Laura Pâmela Viana estava na areia, perto do Hotel Copacabana Palace, com 3 amigos, quando foi abordada por 2 homens

Constança Rezende e Roberta Pennafort, O Estado de S.Paulo

17 de fevereiro de 2016 | 11h26

RIO - A passeio no Rio desde domingo, a turista argentina Laura Pamela Viana, de 25 anos, foi morta com uma facada no peito na madrugada desta quarta-feira, 17. Ela estava com três amigas, também argentinas, na areia da Praia de Copacabana (zona sul), quase na frente do Copacabana Palace, um dos hotéis mais famosos do País. Esfaqueada ao tentar fugir de assaltantes, Laura chegou a ser socorrida, mas morreu no Hospital Miguel Couto.

As amigas contaram aos investigadores da Polícia Civil que, por volta das 2 horas, dois homens as atacaram. Elas tentaram fugir em direção ao calçadão, mas Laura foi alcançada pelos criminosos. Policiais militares perseguiram os acusados e capturaram Paulo Henrique Coelho Moreira, de 21 anos, e Douglas Emelick Gonzaga, de 32. As turistas os reconheceram. Eles foram autuados em flagrante pelos crimes de latrocínio e por três tentativas de roubo com emprego de arma.

Segundo o delegado titular da Delegacia de Homicídios, Fábio Cardoso, os acusados confessaram o crime em depoimento à polícia. “Inicialmente, eles alegaram inocência. Depois, começaram a descrever a dinâmica do crime, se dizendo arrependidos”, afirmou Cardoso.

O policial disse que as turistas, em depoimentos, relataram que os acusados abordaram o grupo pedindo cigarros e tentaram puxar conversa. “Quando descobriram que se tratava de um assalto, elas começaram a correr, mas Laura foi pega por Paulo Henrique, que a esfaqueou. Douglas, então, roubou sua bolsa”, disse o delegado.

A bolsa e a faca usada no crime não foram encontradas pelos policiais, que suspeitam que os criminosos a tenham enterrado na areia. Os presos são moradores da Baixada Fluminense. Paulo Henrique Moreira já foi preso por roubo. Douglas Gonzaga, por porte de drogas, formação de quadrilha e ameaça.

Férias. Laura Pamela Viana, que era funcionária de call center na empresa argentina Allus Global BPO Center, deixou o filho Alejo, de 4 anos, e o marido, Sergio Plutt. Ambos a acompanhavam na viagem de férias, mas ficaram no apartamento alugado pelo grupo em Copacabana. Laura saiu com as amigas.

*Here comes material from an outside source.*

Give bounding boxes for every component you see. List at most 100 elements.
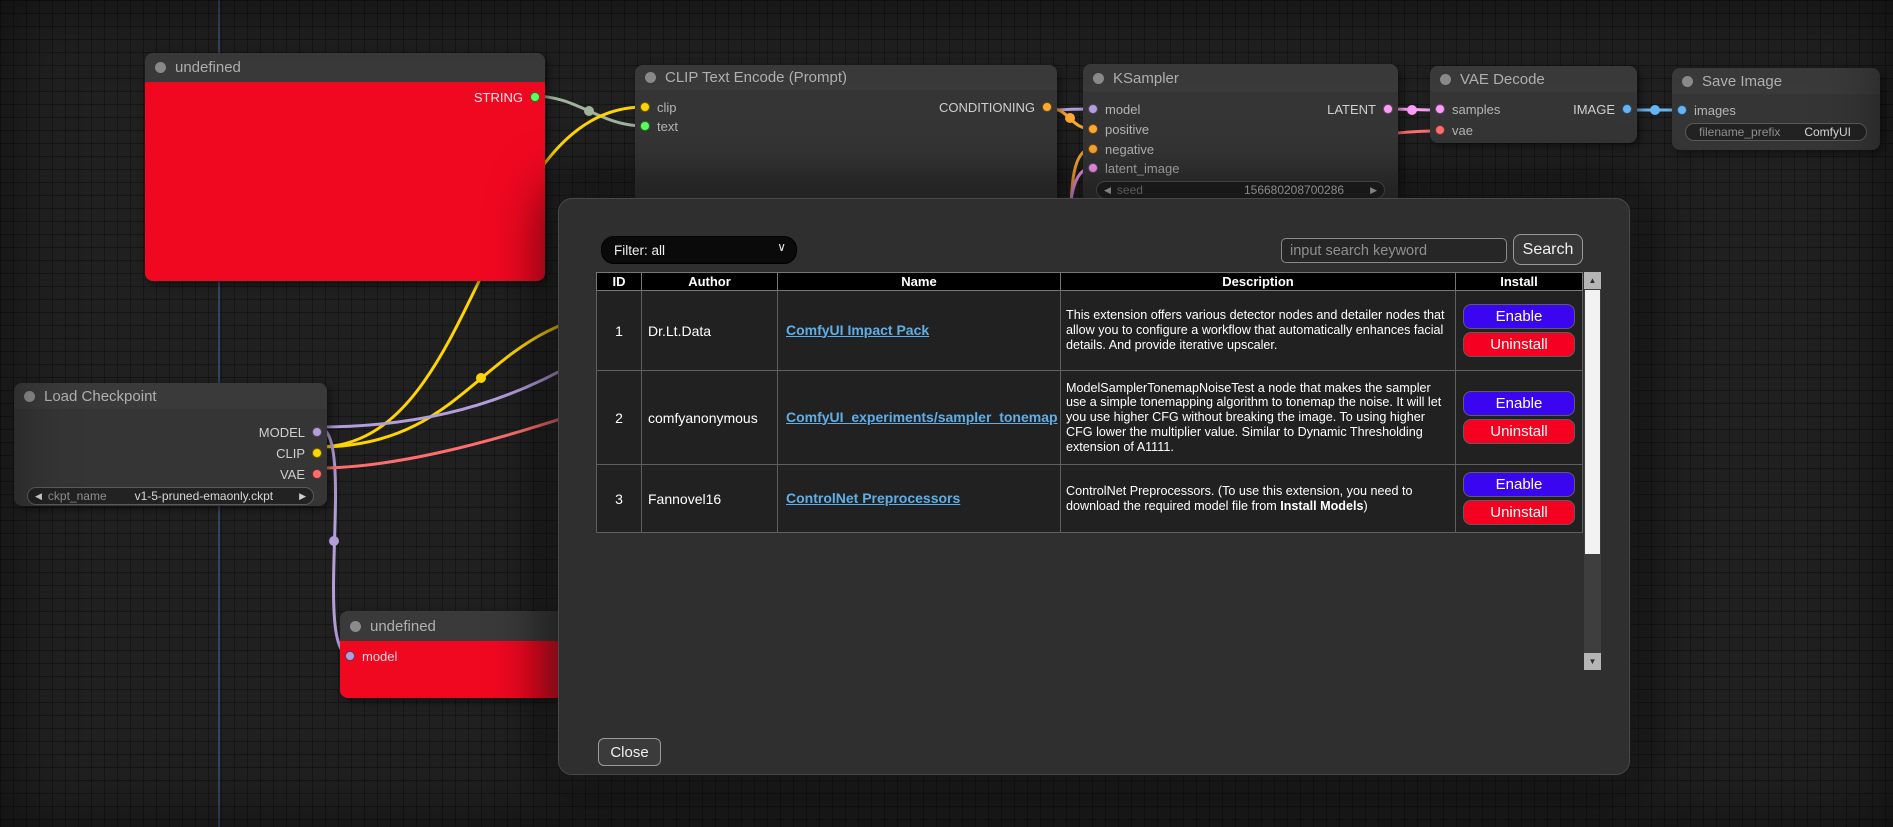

De acordo com o Consulado da Argentina, a expectativa é que o corpo de Laura seja levado nesta quinta para a sua cidade natal, Fontana, que fica na região norte do país. O cônsul adjunto Sebastian D’Alessio acompanhou o caso desde as 4h30, quando foi acionado pela Delegacia Especial de Apoio ao Turismo (Deat).

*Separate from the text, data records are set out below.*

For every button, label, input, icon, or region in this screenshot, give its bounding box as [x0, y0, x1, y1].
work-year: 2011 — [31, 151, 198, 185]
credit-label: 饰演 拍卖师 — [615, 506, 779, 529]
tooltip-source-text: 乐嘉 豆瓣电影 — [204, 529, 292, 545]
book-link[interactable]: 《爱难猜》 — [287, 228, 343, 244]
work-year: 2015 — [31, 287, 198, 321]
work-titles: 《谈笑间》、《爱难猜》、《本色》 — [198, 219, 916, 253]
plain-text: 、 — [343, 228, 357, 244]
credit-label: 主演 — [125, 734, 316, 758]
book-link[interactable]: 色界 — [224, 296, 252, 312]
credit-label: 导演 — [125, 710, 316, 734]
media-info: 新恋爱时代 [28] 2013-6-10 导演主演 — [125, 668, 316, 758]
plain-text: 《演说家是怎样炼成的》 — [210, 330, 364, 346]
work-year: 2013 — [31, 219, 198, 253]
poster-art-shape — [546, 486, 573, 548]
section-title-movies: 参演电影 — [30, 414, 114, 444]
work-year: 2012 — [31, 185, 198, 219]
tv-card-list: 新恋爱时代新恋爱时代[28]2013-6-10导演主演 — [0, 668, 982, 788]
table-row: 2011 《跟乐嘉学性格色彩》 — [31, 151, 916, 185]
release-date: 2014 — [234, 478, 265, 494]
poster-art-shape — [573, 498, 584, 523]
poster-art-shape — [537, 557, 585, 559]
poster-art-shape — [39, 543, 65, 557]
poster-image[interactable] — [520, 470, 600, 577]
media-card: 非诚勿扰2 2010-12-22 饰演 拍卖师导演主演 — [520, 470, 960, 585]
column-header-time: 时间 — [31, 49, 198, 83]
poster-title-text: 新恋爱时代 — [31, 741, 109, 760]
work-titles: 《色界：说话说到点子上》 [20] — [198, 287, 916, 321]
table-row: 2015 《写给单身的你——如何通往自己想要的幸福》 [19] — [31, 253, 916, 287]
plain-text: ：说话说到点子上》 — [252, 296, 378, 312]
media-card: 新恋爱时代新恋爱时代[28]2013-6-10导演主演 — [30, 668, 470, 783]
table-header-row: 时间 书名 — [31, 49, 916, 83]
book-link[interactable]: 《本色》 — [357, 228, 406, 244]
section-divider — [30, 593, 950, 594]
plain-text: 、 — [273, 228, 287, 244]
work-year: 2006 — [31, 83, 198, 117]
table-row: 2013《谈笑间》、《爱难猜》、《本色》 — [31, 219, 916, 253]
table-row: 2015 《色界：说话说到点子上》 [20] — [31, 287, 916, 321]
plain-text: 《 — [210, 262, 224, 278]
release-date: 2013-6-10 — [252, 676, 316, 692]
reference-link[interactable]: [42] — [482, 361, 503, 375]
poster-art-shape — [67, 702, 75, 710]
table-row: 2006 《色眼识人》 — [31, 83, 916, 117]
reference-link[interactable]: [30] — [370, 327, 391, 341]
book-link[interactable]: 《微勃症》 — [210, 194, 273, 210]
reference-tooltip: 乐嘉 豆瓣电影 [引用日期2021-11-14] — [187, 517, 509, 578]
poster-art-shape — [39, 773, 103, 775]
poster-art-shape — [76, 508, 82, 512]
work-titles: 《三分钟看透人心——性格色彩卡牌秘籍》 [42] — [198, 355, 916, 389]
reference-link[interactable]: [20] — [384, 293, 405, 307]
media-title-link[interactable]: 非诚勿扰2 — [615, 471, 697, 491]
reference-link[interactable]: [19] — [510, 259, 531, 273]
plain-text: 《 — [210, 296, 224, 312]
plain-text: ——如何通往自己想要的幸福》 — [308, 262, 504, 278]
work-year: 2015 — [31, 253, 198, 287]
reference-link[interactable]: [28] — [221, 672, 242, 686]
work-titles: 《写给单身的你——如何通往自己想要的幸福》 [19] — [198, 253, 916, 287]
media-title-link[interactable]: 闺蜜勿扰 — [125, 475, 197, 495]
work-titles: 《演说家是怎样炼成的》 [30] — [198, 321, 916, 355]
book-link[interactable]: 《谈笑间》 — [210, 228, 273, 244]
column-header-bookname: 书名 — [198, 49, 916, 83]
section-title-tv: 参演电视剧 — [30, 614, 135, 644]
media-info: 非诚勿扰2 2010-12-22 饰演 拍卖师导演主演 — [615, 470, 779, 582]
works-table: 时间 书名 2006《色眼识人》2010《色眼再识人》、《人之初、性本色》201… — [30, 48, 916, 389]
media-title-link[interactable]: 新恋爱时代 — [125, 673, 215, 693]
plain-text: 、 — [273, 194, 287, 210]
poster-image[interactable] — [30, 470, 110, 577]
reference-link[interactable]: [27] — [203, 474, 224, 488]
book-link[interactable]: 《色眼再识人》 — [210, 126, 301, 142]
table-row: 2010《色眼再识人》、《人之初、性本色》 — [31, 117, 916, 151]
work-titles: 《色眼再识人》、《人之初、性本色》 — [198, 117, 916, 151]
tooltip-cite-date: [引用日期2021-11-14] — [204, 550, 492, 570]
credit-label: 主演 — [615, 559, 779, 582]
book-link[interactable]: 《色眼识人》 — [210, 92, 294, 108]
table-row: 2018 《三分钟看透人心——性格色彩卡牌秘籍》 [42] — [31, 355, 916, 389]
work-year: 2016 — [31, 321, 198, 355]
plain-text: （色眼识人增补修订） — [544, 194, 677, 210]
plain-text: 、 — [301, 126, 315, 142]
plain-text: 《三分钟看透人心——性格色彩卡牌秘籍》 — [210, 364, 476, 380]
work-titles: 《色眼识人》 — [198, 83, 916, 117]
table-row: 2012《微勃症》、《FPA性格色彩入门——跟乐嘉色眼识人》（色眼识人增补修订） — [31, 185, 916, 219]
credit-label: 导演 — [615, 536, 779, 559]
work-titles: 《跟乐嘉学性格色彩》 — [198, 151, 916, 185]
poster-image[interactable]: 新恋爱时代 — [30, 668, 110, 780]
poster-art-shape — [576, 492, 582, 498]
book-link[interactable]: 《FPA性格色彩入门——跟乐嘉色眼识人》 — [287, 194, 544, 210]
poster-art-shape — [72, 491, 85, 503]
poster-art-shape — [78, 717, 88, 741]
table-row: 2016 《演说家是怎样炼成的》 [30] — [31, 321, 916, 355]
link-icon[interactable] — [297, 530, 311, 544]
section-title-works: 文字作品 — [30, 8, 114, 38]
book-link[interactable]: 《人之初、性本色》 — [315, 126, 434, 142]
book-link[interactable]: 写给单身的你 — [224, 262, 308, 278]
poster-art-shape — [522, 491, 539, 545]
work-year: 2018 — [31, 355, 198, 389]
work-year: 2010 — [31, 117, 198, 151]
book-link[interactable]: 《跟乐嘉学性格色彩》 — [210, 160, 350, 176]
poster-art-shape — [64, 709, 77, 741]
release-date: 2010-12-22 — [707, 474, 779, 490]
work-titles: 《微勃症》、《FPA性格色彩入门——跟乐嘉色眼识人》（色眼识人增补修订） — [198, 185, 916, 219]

De acordo com D’Alessio, ainda não é possível dizer se o caso afetará a vinda de turistas argentinos para o Brasil. “O que se pode dizer é que o caso levará uma mensagem de precaução aos turistas que visitam cidades grandes. Em nosso site, informamos para que evitem espaços de pouca circulação de pessoas a altas horas da madrugada e não levem objetos valiosos para a praia”, afirmou.

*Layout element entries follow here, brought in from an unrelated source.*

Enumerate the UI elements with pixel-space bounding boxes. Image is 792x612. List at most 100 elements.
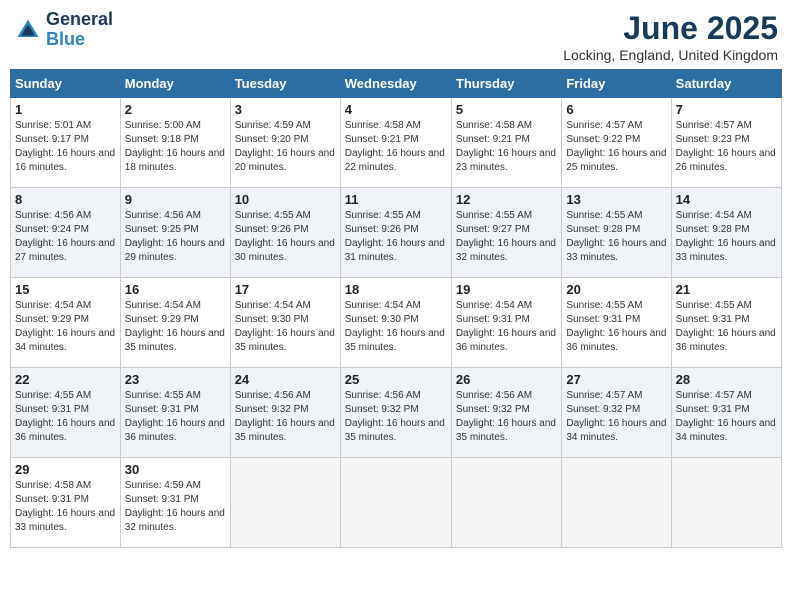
calendar-cell: 3 Sunrise: 4:59 AMSunset: 9:20 PMDayligh… bbox=[230, 98, 340, 188]
day-number: 20 bbox=[566, 282, 666, 297]
calendar-cell bbox=[671, 458, 781, 548]
location: Locking, England, United Kingdom bbox=[563, 47, 778, 63]
calendar-cell: 21 Sunrise: 4:55 AMSunset: 9:31 PMDaylig… bbox=[671, 278, 781, 368]
day-number: 14 bbox=[676, 192, 777, 207]
month-title: June 2025 bbox=[563, 10, 778, 47]
day-info: Sunrise: 4:56 AMSunset: 9:32 PMDaylight:… bbox=[345, 389, 447, 445]
calendar-week-row: 1 Sunrise: 5:01 AMSunset: 9:17 PMDayligh… bbox=[11, 98, 782, 188]
day-number: 16 bbox=[125, 282, 226, 297]
day-info: Sunrise: 4:54 AMSunset: 9:31 PMDaylight:… bbox=[456, 299, 557, 355]
title-block: June 2025 Locking, England, United Kingd… bbox=[563, 10, 778, 63]
day-info: Sunrise: 4:55 AMSunset: 9:28 PMDaylight:… bbox=[566, 209, 666, 265]
day-number: 13 bbox=[566, 192, 666, 207]
day-number: 5 bbox=[456, 102, 557, 117]
day-number: 15 bbox=[15, 282, 116, 297]
day-number: 18 bbox=[345, 282, 447, 297]
day-info: Sunrise: 4:54 AMSunset: 9:30 PMDaylight:… bbox=[235, 299, 336, 355]
day-info: Sunrise: 4:59 AMSunset: 9:31 PMDaylight:… bbox=[125, 479, 226, 535]
weekday-header-friday: Friday bbox=[562, 70, 671, 98]
calendar-cell: 11 Sunrise: 4:55 AMSunset: 9:26 PMDaylig… bbox=[340, 188, 451, 278]
day-info: Sunrise: 5:00 AMSunset: 9:18 PMDaylight:… bbox=[125, 119, 226, 175]
calendar-week-row: 29 Sunrise: 4:58 AMSunset: 9:31 PMDaylig… bbox=[11, 458, 782, 548]
calendar-cell: 5 Sunrise: 4:58 AMSunset: 9:21 PMDayligh… bbox=[451, 98, 561, 188]
day-number: 7 bbox=[676, 102, 777, 117]
day-number: 3 bbox=[235, 102, 336, 117]
day-number: 27 bbox=[566, 372, 666, 387]
calendar-cell: 18 Sunrise: 4:54 AMSunset: 9:30 PMDaylig… bbox=[340, 278, 451, 368]
weekday-header-sunday: Sunday bbox=[11, 70, 121, 98]
calendar-week-row: 8 Sunrise: 4:56 AMSunset: 9:24 PMDayligh… bbox=[11, 188, 782, 278]
day-info: Sunrise: 4:55 AMSunset: 9:26 PMDaylight:… bbox=[235, 209, 336, 265]
calendar-cell: 12 Sunrise: 4:55 AMSunset: 9:27 PMDaylig… bbox=[451, 188, 561, 278]
day-info: Sunrise: 4:56 AMSunset: 9:32 PMDaylight:… bbox=[456, 389, 557, 445]
day-info: Sunrise: 4:56 AMSunset: 9:32 PMDaylight:… bbox=[235, 389, 336, 445]
calendar-cell: 24 Sunrise: 4:56 AMSunset: 9:32 PMDaylig… bbox=[230, 368, 340, 458]
calendar-cell: 26 Sunrise: 4:56 AMSunset: 9:32 PMDaylig… bbox=[451, 368, 561, 458]
day-info: Sunrise: 4:55 AMSunset: 9:31 PMDaylight:… bbox=[676, 299, 777, 355]
day-info: Sunrise: 4:57 AMSunset: 9:32 PMDaylight:… bbox=[566, 389, 666, 445]
calendar-cell bbox=[562, 458, 671, 548]
day-number: 11 bbox=[345, 192, 447, 207]
day-info: Sunrise: 4:57 AMSunset: 9:22 PMDaylight:… bbox=[566, 119, 666, 175]
day-info: Sunrise: 5:01 AMSunset: 9:17 PMDaylight:… bbox=[15, 119, 116, 175]
logo: General Blue bbox=[14, 10, 113, 50]
calendar-cell: 13 Sunrise: 4:55 AMSunset: 9:28 PMDaylig… bbox=[562, 188, 671, 278]
day-info: Sunrise: 4:55 AMSunset: 9:27 PMDaylight:… bbox=[456, 209, 557, 265]
page-header: General Blue June 2025 Locking, England,… bbox=[10, 10, 782, 63]
day-number: 23 bbox=[125, 372, 226, 387]
calendar-cell bbox=[340, 458, 451, 548]
calendar-cell: 6 Sunrise: 4:57 AMSunset: 9:22 PMDayligh… bbox=[562, 98, 671, 188]
calendar-cell: 14 Sunrise: 4:54 AMSunset: 9:28 PMDaylig… bbox=[671, 188, 781, 278]
calendar-cell: 8 Sunrise: 4:56 AMSunset: 9:24 PMDayligh… bbox=[11, 188, 121, 278]
day-number: 29 bbox=[15, 462, 116, 477]
calendar-week-row: 15 Sunrise: 4:54 AMSunset: 9:29 PMDaylig… bbox=[11, 278, 782, 368]
day-number: 6 bbox=[566, 102, 666, 117]
day-number: 25 bbox=[345, 372, 447, 387]
day-number: 22 bbox=[15, 372, 116, 387]
calendar-cell: 16 Sunrise: 4:54 AMSunset: 9:29 PMDaylig… bbox=[120, 278, 230, 368]
calendar-cell: 9 Sunrise: 4:56 AMSunset: 9:25 PMDayligh… bbox=[120, 188, 230, 278]
calendar-cell: 15 Sunrise: 4:54 AMSunset: 9:29 PMDaylig… bbox=[11, 278, 121, 368]
logo-text: General Blue bbox=[46, 10, 113, 50]
day-info: Sunrise: 4:54 AMSunset: 9:28 PMDaylight:… bbox=[676, 209, 777, 265]
day-number: 1 bbox=[15, 102, 116, 117]
day-info: Sunrise: 4:59 AMSunset: 9:20 PMDaylight:… bbox=[235, 119, 336, 175]
calendar-cell: 30 Sunrise: 4:59 AMSunset: 9:31 PMDaylig… bbox=[120, 458, 230, 548]
day-info: Sunrise: 4:54 AMSunset: 9:30 PMDaylight:… bbox=[345, 299, 447, 355]
day-number: 12 bbox=[456, 192, 557, 207]
day-number: 17 bbox=[235, 282, 336, 297]
day-info: Sunrise: 4:55 AMSunset: 9:31 PMDaylight:… bbox=[125, 389, 226, 445]
calendar-cell: 7 Sunrise: 4:57 AMSunset: 9:23 PMDayligh… bbox=[671, 98, 781, 188]
day-info: Sunrise: 4:56 AMSunset: 9:25 PMDaylight:… bbox=[125, 209, 226, 265]
day-info: Sunrise: 4:54 AMSunset: 9:29 PMDaylight:… bbox=[125, 299, 226, 355]
calendar-cell: 2 Sunrise: 5:00 AMSunset: 9:18 PMDayligh… bbox=[120, 98, 230, 188]
day-info: Sunrise: 4:55 AMSunset: 9:31 PMDaylight:… bbox=[15, 389, 116, 445]
weekday-header-monday: Monday bbox=[120, 70, 230, 98]
day-number: 19 bbox=[456, 282, 557, 297]
day-info: Sunrise: 4:57 AMSunset: 9:31 PMDaylight:… bbox=[676, 389, 777, 445]
day-info: Sunrise: 4:58 AMSunset: 9:31 PMDaylight:… bbox=[15, 479, 116, 535]
weekday-header-saturday: Saturday bbox=[671, 70, 781, 98]
day-info: Sunrise: 4:57 AMSunset: 9:23 PMDaylight:… bbox=[676, 119, 777, 175]
day-number: 21 bbox=[676, 282, 777, 297]
day-info: Sunrise: 4:55 AMSunset: 9:26 PMDaylight:… bbox=[345, 209, 447, 265]
calendar-cell: 29 Sunrise: 4:58 AMSunset: 9:31 PMDaylig… bbox=[11, 458, 121, 548]
day-info: Sunrise: 4:55 AMSunset: 9:31 PMDaylight:… bbox=[566, 299, 666, 355]
weekday-header-tuesday: Tuesday bbox=[230, 70, 340, 98]
calendar-cell: 4 Sunrise: 4:58 AMSunset: 9:21 PMDayligh… bbox=[340, 98, 451, 188]
calendar-cell: 20 Sunrise: 4:55 AMSunset: 9:31 PMDaylig… bbox=[562, 278, 671, 368]
day-number: 10 bbox=[235, 192, 336, 207]
calendar-cell: 27 Sunrise: 4:57 AMSunset: 9:32 PMDaylig… bbox=[562, 368, 671, 458]
calendar-cell: 1 Sunrise: 5:01 AMSunset: 9:17 PMDayligh… bbox=[11, 98, 121, 188]
day-info: Sunrise: 4:56 AMSunset: 9:24 PMDaylight:… bbox=[15, 209, 116, 265]
calendar-cell: 17 Sunrise: 4:54 AMSunset: 9:30 PMDaylig… bbox=[230, 278, 340, 368]
day-number: 9 bbox=[125, 192, 226, 207]
calendar-header-row: SundayMondayTuesdayWednesdayThursdayFrid… bbox=[11, 70, 782, 98]
day-number: 4 bbox=[345, 102, 447, 117]
calendar-cell: 25 Sunrise: 4:56 AMSunset: 9:32 PMDaylig… bbox=[340, 368, 451, 458]
day-number: 26 bbox=[456, 372, 557, 387]
logo-icon bbox=[14, 16, 42, 44]
day-info: Sunrise: 4:58 AMSunset: 9:21 PMDaylight:… bbox=[345, 119, 447, 175]
day-number: 24 bbox=[235, 372, 336, 387]
day-number: 28 bbox=[676, 372, 777, 387]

No domingo, o marido comemorara a chegada da família ao Rio em sua página do Facebook. “Esperamos desfrutar de umas merecidas férias”, postou. No dia seguinte, ele publicara fotos com Laura e o filho nas praias Vermelha e Copacabana, “mesmo com chuva”, escreveu. Na noite desta quarta, em nova postagem, Plutt escreveu que Pamela o ajudará a conseguir “a luz necessária para sair deste momento horrível”.

Ação. Durante a tarde, policiais do 19.º Batalhão de Polícia Militar (BPM) fizeram uma operação no local do crime com agentes da Secretaria de Ordem Pública da prefeitura do Rio. Eles abordaram mendigos e suspeitos na tentativa de achar facas ou objetos roubados. Um homem conseguiu fugir em correria pela praia.